898 Validity of Electronic Criteria for Detection of Ventilator-Associated Pneumonia

Sunday, March 21, 2010
Grand Hall (Hyatt Regency Atlanta)
Gina Oda, MS, CIC , VA Office of Public Health Surveillance and Research, Palo Alto, CA
Michelle DeVries, MPH , VA Office of Public Health Surveillance and Research, Palo Alto, CA
Samuel Brown, MD , Vecna Technologies, Inc., Greenbelt, MD
Jennifer Cook, RN , Vecna Technologies, Inc., Greenbelt, MD
Patricia Schirmer, MD , VA Office of Public Health Surveillance and Research, Palo Alto, CA
Mark Holodniy, MD , VA Office of Public Health Surveillance and Research, Palo Alto, CA
Background: Surveillance for ventilator-associated pneumonia (VAP) in hospital critical care units (CCUs) is an important but labor intensive endeavor.  Attempts to automate detection of VAP have been limited due to the reliance of surveillance definitions on clinical signs such as chest x-ray interpretation, and subjective symptoms such as presence of rales, and the difficulty in adapting these definitions to incorporate valid, electronically available data.  We adapted a published surveillance mechanism utilizing electronic data (Klompas, et al), and performed a preliminary analysis of the feasibility of using such an algorithm to detect VAP in a Veterans Administration (VA) healthcare facility.

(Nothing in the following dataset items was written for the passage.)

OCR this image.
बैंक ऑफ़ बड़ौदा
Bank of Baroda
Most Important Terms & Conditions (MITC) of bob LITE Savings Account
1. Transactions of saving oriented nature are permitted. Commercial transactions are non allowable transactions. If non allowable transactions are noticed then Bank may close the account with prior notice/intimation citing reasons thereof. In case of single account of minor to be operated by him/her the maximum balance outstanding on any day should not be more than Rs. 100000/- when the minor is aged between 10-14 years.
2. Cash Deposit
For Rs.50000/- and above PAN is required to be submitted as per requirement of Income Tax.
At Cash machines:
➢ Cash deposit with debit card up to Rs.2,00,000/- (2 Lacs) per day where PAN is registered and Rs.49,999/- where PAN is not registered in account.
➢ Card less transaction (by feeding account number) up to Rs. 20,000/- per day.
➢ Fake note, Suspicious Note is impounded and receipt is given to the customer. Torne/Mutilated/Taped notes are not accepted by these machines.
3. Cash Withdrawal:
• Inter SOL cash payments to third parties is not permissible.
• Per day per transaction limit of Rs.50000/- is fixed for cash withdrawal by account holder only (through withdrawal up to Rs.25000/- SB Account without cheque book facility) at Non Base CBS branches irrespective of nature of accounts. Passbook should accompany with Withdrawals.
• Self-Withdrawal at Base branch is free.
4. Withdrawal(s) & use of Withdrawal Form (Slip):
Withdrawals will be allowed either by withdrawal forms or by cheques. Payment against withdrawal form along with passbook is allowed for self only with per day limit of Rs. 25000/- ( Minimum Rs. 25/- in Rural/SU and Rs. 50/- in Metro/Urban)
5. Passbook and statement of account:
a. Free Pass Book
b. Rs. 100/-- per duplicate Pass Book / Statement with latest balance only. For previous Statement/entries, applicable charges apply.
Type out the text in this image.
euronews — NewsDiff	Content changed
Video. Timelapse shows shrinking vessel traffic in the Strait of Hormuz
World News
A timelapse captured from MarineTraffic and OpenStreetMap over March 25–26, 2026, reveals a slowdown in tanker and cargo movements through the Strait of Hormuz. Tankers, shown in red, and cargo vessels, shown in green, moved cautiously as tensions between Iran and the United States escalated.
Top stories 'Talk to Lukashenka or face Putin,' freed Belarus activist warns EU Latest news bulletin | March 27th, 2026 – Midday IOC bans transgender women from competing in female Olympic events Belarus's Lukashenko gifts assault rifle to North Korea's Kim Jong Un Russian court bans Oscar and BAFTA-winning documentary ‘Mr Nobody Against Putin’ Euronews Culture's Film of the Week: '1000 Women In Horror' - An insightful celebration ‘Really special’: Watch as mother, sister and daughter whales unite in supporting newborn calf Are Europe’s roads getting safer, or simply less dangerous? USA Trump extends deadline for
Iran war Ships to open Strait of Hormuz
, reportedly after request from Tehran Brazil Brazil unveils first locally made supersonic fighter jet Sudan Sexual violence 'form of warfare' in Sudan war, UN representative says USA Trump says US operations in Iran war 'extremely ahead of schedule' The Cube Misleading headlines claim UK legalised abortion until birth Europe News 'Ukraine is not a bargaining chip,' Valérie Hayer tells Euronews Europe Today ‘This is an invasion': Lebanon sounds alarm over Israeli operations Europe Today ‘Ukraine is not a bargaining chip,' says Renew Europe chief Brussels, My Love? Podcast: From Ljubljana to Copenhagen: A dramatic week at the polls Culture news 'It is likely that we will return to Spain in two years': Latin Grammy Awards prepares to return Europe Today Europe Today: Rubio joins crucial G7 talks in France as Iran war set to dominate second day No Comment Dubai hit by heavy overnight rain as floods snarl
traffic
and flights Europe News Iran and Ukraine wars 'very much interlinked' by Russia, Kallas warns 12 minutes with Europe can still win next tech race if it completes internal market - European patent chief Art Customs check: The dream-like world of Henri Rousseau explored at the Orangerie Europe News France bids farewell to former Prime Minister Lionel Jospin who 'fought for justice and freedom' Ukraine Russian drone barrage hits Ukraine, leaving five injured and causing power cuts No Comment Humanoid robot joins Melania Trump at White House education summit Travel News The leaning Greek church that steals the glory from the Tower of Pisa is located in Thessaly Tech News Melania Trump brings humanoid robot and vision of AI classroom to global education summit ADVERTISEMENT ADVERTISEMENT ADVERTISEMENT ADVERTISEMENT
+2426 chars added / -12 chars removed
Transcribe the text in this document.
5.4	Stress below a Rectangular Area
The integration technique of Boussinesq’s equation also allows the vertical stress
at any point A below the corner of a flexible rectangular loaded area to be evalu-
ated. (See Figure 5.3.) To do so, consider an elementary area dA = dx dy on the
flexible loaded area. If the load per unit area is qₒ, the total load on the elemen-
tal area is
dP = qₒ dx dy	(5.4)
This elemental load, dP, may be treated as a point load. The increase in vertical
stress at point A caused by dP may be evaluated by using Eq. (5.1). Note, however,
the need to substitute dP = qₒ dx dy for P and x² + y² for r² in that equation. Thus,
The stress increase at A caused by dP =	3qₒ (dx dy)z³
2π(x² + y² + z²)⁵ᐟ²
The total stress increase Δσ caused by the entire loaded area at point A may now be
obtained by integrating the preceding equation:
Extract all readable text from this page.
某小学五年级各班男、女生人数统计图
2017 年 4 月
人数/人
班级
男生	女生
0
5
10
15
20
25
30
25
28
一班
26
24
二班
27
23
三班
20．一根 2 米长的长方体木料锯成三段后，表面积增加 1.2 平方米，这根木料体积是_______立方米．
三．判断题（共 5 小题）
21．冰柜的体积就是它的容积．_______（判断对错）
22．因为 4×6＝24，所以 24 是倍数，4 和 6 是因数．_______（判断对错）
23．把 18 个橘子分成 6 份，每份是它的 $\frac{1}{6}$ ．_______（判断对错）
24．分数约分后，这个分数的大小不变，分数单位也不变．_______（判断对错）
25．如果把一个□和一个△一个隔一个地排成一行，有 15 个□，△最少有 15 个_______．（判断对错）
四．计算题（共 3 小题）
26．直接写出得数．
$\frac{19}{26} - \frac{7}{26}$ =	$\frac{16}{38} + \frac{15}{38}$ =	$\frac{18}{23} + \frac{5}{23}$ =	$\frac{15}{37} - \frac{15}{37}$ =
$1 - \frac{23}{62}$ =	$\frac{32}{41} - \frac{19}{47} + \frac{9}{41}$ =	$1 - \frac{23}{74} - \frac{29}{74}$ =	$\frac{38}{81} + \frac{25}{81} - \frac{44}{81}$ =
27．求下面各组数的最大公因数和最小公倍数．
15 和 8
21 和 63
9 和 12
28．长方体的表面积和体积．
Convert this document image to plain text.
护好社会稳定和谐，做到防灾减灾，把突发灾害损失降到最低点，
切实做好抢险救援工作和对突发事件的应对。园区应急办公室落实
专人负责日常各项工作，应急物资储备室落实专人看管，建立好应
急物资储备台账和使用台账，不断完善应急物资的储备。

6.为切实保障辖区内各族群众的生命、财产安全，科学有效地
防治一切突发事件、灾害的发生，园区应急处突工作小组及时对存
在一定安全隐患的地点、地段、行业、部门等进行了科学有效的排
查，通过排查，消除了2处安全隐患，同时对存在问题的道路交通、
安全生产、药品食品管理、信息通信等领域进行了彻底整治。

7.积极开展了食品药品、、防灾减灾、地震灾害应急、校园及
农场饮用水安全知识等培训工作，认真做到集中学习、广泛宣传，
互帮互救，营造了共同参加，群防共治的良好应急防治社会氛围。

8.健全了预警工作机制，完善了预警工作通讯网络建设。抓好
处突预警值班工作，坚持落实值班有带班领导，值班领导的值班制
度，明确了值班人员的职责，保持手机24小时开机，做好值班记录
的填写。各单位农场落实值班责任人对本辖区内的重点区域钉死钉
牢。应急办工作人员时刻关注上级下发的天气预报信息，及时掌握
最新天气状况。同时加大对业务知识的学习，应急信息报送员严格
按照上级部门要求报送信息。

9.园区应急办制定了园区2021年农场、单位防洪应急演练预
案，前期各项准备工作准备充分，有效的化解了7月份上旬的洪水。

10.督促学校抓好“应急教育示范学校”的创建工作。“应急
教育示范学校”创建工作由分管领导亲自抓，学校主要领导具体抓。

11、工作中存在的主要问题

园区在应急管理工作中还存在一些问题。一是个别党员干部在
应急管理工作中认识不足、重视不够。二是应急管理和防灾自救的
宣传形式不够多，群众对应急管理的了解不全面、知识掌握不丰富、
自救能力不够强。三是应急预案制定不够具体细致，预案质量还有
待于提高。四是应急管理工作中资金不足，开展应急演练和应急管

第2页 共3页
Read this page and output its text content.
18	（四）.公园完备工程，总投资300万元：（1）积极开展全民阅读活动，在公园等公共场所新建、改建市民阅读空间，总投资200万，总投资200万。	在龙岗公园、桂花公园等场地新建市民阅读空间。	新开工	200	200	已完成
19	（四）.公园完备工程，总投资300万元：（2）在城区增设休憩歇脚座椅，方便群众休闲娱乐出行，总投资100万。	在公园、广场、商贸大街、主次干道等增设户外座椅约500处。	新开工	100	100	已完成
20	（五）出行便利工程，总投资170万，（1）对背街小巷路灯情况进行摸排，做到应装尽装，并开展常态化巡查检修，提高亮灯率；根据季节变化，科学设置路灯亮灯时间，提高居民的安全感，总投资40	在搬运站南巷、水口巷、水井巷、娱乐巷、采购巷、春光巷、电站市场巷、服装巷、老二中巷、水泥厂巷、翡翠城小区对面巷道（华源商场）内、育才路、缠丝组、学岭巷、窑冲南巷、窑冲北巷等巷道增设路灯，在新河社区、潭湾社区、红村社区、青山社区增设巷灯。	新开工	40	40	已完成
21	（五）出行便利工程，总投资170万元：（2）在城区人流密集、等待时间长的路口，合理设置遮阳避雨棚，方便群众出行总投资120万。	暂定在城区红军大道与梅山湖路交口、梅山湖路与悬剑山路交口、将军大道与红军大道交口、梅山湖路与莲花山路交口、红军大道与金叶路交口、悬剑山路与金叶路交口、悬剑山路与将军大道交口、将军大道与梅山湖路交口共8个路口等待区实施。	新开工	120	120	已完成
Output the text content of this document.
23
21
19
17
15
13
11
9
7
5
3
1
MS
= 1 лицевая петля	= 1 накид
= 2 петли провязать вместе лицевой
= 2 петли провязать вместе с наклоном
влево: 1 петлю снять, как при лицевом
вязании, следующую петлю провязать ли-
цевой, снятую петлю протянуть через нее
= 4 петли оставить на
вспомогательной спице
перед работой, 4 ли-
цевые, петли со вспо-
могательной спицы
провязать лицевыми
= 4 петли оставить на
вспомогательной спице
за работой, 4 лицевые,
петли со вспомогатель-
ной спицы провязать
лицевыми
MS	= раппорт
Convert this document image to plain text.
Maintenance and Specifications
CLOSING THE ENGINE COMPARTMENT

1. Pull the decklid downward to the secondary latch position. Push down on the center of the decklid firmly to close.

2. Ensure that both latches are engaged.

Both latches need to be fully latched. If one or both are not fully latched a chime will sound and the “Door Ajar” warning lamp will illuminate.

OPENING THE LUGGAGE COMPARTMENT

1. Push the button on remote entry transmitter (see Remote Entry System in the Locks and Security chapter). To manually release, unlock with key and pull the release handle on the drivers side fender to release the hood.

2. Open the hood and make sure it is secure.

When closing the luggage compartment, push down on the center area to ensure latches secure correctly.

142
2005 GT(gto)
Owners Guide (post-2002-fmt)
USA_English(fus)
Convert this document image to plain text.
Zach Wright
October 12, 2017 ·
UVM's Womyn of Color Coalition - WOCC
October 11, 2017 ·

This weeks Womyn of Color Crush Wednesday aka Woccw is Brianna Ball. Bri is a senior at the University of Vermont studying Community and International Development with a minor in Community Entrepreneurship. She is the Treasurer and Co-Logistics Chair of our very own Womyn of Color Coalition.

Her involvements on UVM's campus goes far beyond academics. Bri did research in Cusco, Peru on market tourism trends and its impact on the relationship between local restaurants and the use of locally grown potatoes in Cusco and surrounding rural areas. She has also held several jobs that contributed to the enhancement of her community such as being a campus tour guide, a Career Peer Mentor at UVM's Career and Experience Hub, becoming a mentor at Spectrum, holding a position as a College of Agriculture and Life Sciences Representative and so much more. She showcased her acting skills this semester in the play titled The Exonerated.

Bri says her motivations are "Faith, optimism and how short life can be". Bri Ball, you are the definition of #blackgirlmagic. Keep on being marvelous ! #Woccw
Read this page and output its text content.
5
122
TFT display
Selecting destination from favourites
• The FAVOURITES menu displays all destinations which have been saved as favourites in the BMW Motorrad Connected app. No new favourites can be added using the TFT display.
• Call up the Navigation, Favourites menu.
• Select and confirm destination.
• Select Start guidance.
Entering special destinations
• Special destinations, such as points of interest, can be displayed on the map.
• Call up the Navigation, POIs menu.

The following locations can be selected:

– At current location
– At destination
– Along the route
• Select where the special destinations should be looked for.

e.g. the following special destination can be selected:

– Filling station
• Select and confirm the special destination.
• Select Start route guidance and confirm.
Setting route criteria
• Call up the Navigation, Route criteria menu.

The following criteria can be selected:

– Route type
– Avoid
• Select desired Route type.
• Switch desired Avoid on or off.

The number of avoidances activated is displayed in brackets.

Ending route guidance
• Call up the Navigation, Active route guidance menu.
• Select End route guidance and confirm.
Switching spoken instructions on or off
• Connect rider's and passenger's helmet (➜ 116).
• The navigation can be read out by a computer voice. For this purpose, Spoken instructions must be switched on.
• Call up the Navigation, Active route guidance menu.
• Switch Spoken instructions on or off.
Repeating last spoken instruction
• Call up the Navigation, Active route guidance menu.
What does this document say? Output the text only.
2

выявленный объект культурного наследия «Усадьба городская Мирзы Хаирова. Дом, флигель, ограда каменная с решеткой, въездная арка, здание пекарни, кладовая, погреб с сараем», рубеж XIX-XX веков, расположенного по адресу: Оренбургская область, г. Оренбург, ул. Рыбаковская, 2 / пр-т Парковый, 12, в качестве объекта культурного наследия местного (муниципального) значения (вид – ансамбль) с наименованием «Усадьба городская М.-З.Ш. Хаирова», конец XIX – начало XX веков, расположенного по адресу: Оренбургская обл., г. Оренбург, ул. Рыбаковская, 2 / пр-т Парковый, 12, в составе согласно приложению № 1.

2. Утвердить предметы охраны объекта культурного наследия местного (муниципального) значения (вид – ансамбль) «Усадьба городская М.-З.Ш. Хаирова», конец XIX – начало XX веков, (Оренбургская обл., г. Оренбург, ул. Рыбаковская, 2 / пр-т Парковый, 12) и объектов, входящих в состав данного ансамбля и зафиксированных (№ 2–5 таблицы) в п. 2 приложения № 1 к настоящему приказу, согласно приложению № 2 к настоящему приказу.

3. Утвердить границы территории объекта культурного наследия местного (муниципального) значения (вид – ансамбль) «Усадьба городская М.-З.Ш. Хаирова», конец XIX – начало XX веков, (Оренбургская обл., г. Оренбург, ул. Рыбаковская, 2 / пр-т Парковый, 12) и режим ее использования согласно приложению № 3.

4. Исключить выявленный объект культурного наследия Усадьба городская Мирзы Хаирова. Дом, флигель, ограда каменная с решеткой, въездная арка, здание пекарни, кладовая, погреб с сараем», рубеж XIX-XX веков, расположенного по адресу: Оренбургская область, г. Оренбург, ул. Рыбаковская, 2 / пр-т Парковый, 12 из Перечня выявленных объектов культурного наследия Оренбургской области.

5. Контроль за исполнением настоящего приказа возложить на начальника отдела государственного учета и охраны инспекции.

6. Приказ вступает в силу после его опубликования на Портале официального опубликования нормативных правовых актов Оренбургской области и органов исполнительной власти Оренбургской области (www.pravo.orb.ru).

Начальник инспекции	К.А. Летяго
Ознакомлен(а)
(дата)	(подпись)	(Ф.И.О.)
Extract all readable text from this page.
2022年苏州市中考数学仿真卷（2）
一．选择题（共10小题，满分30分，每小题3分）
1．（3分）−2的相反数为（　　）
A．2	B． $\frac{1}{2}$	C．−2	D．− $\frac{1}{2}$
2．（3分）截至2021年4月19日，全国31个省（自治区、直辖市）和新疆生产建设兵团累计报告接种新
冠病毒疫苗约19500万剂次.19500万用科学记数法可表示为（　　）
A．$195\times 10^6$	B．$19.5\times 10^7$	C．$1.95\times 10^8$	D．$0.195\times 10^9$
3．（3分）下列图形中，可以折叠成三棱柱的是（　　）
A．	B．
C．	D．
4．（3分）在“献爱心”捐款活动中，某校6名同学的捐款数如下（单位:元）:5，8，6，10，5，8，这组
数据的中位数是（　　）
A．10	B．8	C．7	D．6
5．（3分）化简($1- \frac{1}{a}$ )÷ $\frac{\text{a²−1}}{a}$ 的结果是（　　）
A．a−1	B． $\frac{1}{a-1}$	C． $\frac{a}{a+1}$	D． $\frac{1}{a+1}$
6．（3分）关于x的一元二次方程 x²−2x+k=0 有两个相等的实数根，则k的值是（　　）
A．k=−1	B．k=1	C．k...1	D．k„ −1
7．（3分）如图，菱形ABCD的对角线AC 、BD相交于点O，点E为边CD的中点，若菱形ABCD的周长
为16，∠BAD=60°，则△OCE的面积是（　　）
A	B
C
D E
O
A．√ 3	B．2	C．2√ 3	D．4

Objective: The goal of this study is to determine the feasibility of substituting an algorithm based on electronic criteria in place of traditional manual methods for VAP surveillance.

Methods: We reviewed electronic medical records for 50 patients with VAP identified by manual surveillance using National Healthcare Safety Network (NHSN) criteria from January 2003 through July 2009 in our CCU to determine whether electronic algorithm criteria were met for each of these infections.  Electronic criteria included:  sustained increases in ventilator settings for fractional inspired oxygen (FIO2) and positive end-expiratory pressure (PEEP), sputum gram stain results and/or white blood cell counts indicating infection, and temperature readings indicating fever.

Results: Only 13 of 50 (26%) VAPs identified through manual NHSN surveillance methods met one or more of the electronic criteria for changes in ventilator settings.  The electronic criteria most often met were sputum gram stain with ≥25 neutrophils per high power field  (90%), presence of fever > 38° C (84%), and white blood cell count >12,000 per high power field (64%).  Consistent with the NHSN definition requirement for VAP, chest x-ray evidence of new or progressive and persistent infiltrate was present in 100% of the manually identified VAPs.

Conclusions: Utilization of an electronic algorithm for detection of VAP would reduce the time required to identify and confirm the presence of infection and provide better standardization of criteria, thus reducing subjectivity and improving reliability.  We hypothesized that a previously published algorithm based on changes in ventilator settings could be substituted for traditional manual surveillance methods in our patient population.  However, our study found that evidence of worsening gas exchange via changes in ventilator settings was not present in the majority of our manually identified VAPs.  The reasons for this are unclear.  Future research focus will include a review of electronically available alternative measures of changes in pulmonary mechanics/oxygenation.